In a statement to the media, the KQ Corporate Communications Department stated that the company’s operations were stable and it would continue to offer services.
The Department maintained that none of the flights was affected by the financial slump and urged customers to continue booking their travel with them.
“We wish to reassure our customers, partners, and the public that our operations remain normal, with flights operating as per schedule across our network.
“Customers can continue to book and travel with confidence, as all valid tickets remain fully honoured,” the statement read in part.

The national carrier stated that it was focused on delivering safe, dependable, and efficient services while executing its turnaround strategy.
It explained that the net loss it incurred in 2025 was caused by well-documented global aviation constraints, including fleet availability and supply chain disruptions.
KQ maintained that the challenges were industry-wide and not unique to Kenya Airways. The airline added that it did not impact its ability to meet its obligations.
“Kenya Airways remains a viable business with a clear path to recovery, supported by ongoing operational and financial optimisation efforts,” the statement continued.

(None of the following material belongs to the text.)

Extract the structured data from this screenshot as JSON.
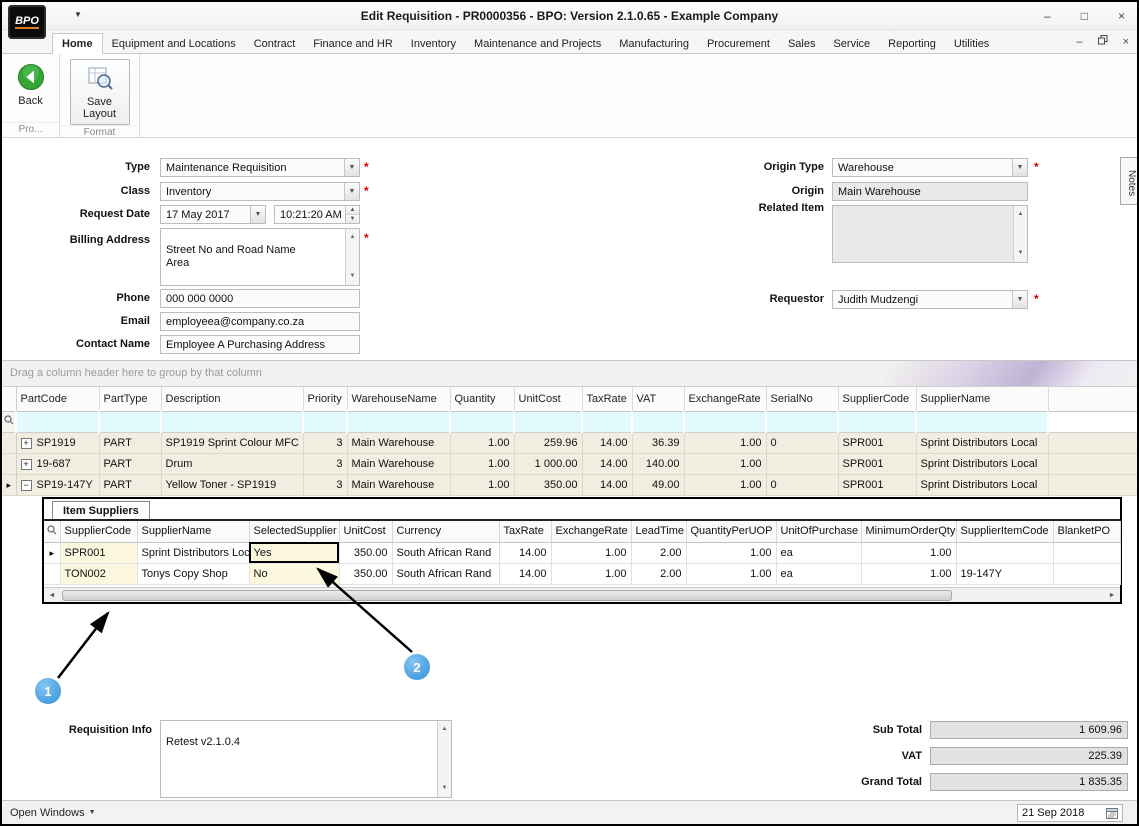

The airline stated that the Government of Kenya has continued to support Kenya Airways as Kenya’s national carrier and a strategic national asset critical to connectivity, trade, and tourism.
It assured that it would get through its current challenges just as it handled itself in the face of other unprecedented challenges such as the COVID-19 pandemic and geopolitical disruptions.
KQ had reported a Ksh17.1 billion net loss in the year ending December 2024. This was a significant drop from the Ksh5.4 billion it made in the year ended December 2024.